Separation of concerns has been an important phenomenon in all modern organizations. The result is that monolithic stacks are being broken into multiple services for more granular control. Some of these services can then be outsourced to other providers as well, who often have expertise in handling that particular service. This is not confined to the development teams in the organization either. Each team has different a set of requirements and use different tools and services to do their job.
With this explosion in the number of services each team uses, access management becomes a menace for the sysadmin. The sysadmin is required to ensure that each employee only has access to the services they are authorized to use. They also need to take care of credentials management to make sure that the employees are accessing the infrastructure securely. This is fairly easy to do in small organizations, but once the organization starts to grow, handling these tasks manually becomes very difficult to scale. This is where Single sign-on (SSO) comes into play.
What is single sign-on?
It is an access control management method that is used to provide login access to various services using a central credentials management server. All other services that are integrated in the central auth server can then be used only using a single authentication mechanism.
Benefits of single sign-on
The biggest advantage of SSO is the scalability it provides. Automated credentials management means that the sysadmin is no longer required to manually take care of all the employees’ access to the services they want. This in-turn reduces the human error factor as well.
Another important benefit is that 3rd party services can then be used only using an employee’s credentials assigned for use of internal systems. This prevents the storage of sensitive information in places that are out of the organization’s reach. Some 3rd party services may not provide the type of authentication system that an organization requires, such as using physical key cards. The use of a central authentication server places a layer of abstraction between the actual service and the user. This enables any form of authentication to be used for any 3rd party service, as long as that service supports integration with the central authentication system.
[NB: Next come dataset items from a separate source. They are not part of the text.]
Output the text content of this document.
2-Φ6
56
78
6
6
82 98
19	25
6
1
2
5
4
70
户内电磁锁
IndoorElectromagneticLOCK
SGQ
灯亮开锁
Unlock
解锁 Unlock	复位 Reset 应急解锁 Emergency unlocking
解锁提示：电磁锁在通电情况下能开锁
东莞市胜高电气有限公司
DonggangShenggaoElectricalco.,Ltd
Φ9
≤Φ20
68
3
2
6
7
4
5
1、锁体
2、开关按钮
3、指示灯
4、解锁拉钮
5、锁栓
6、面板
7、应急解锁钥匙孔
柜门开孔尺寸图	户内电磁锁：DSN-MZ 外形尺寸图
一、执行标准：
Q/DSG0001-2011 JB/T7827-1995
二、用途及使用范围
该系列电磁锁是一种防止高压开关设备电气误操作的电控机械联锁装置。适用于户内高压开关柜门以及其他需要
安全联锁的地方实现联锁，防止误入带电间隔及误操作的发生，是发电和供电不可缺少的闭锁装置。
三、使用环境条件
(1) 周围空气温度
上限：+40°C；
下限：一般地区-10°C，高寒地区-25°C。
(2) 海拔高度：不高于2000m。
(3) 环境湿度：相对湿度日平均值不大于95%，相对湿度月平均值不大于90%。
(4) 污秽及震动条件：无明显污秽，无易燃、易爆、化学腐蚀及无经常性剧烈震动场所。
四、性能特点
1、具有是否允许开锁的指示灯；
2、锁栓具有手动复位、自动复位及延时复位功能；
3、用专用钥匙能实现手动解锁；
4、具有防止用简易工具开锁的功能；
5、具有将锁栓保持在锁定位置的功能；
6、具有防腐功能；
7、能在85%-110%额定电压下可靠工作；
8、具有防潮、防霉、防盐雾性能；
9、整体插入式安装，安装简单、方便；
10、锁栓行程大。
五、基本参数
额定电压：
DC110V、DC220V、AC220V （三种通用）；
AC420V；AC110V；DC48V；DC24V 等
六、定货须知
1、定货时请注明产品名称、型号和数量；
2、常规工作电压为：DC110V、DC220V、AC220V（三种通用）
For example, the marketing and sales teams might require access to an email campaign automation service or a CRM via username/password based login, the software development team might require access to the software repository via SSH, or the legal department might require access to contracts management service via 2-factor authentication. The type of authentication required can vary widely and the sysadmin needs to account for that. Different teams have no business with the services that the other team is using. The sysadmin also needs to make sure that each team is only getting access to what they are supposed to use. SSO enables this by adding a limited scope of each employee’s internal account. This can also be used to limit the access of 3rd party services by the employees when they are out of the organization’s premises.
Single sign-on providers
In most organizations, SSO is setup using a directory service. A directory service is a kind of database system that holds the authentication and policy structure. Active Directory is an implementation provided by Microsoft, which is often used in Windows systems. Lightweight Directory Access Protocol (LDAP) protocol is the most common way of setting up access to the directory service. This is a standardized and vendor neutral protocol. An LDAP server holds entries for all the employees and various attributes and can be set on those entries that define its access scope. Whenever an employee wants to login to any service, they provide their internal credentials, and the service makes a trip to the LDAP server to get attributes for their entry. If they have the required attributes to access the service, they go through the authentication. It is worth noting that LDAP is a plain-text protocol and should only be used with SSL. This means using LDAPS instead.
Another common method used is Kerberos. In contrast to LDAP, this system only requires one time login and provides an access token that is used to automatically login to all other services. SAML is often used for applications that are web-based.
Organizations these days sometimes also use OAuth services provided by 3rd party services. The “Sign-in with Google/Facebook/Twitter” is an example of such a system. The downside is that dependence on these services takes the control out of the hands of the organization. Some of these services might also be blocked in some environments, and this dependence may cause a problem with that.
Deciding which mechanism to use depends entirely upon the organization’s requirements. For small organizations, SSO might be overkill, but medium to large ones should not ignore the benefits that come with it. Deciding which type of SSO should be used and with what kind of authentication mechanism can only done after in-depth investigation.